Our goal was to build movie genre classification models based on the movie plot summary dataset.We build movie genre classification models based on the movie plot summary dataset.
We have used CMU Movie Summary Corpus data set. This data was collected by David Bamman, Brendan O’Connor, and Noah Smith at the Language Technologies Institute and Machine Learning Department at Carnegie Mellon University. It contains 42,306 movie plot summaries extracted from Wikipedia + aligned metadata extracted from Freebase.
As there have been projects done on this dataset before, we decided to use those results as our baseline and try to get a better prediction. We decided to focus on both shallow learning models (SVM, Logistic Regression, Random Forest) and deep learning models (DNN, CNN, LSTM).

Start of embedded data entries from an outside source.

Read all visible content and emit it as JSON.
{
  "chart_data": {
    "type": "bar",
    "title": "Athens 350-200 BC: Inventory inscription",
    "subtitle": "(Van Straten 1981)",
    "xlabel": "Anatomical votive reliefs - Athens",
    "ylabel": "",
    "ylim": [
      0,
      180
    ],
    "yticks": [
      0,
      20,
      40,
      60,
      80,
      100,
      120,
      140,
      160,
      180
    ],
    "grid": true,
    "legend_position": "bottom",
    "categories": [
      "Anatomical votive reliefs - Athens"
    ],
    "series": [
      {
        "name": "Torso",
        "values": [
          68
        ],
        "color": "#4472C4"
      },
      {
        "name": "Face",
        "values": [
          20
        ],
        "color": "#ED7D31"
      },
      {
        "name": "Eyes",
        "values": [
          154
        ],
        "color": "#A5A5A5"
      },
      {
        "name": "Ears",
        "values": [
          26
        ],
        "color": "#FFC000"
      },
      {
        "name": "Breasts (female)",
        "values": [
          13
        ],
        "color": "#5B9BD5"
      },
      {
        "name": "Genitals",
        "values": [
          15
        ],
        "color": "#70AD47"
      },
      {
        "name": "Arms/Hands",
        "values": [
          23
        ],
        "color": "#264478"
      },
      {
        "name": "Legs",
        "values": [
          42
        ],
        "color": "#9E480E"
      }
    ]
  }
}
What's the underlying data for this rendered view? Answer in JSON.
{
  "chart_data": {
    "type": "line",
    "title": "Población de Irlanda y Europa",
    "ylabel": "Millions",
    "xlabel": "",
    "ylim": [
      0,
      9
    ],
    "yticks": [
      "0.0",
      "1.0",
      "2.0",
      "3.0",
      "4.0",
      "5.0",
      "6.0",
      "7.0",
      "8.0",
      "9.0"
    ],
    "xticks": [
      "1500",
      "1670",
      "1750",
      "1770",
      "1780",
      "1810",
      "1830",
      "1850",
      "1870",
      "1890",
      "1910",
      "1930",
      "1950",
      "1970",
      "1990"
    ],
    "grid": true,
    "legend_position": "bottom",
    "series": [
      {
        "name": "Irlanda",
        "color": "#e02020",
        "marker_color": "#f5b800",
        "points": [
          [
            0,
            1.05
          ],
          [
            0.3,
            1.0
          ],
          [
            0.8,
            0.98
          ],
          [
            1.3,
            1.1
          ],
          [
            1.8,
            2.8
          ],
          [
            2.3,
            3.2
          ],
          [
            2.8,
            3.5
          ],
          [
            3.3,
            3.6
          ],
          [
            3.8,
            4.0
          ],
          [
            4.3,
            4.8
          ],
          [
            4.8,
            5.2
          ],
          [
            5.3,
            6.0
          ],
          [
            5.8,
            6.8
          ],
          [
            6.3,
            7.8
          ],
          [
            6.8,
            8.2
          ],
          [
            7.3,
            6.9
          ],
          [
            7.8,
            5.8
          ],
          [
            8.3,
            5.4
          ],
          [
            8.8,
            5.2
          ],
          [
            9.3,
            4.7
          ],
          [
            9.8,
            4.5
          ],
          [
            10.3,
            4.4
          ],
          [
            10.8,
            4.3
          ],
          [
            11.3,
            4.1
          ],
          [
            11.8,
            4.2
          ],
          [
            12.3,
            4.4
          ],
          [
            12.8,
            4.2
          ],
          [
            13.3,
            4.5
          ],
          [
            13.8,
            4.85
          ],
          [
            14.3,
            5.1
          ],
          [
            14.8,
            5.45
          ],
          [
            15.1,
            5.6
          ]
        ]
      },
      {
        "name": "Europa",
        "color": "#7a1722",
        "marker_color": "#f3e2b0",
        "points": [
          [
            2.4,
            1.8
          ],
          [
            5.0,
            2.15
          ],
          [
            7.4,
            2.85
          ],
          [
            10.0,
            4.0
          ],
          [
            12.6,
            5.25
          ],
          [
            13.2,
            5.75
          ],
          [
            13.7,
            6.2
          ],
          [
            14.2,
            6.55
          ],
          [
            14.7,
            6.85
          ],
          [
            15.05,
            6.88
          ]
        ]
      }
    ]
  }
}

So, to finalize, our attempt is to develop a movie genre prediction system where the main challenge is to deal with the multiple number of tags possible for any movies. For the data preprocessing, we have applied advanced approaches like stemming, tf-idf vectorizer, multilabel binarizer etc. Both statistical and deep learning-based approaches are adopted for the analysis. The significant thing is that, the available evaluating metrics aren’t that effective in judging the performance for multilabel classification. So, we had to develop task specific metrics. We have plan to explore more sophisticated models to improve the applicability of our model.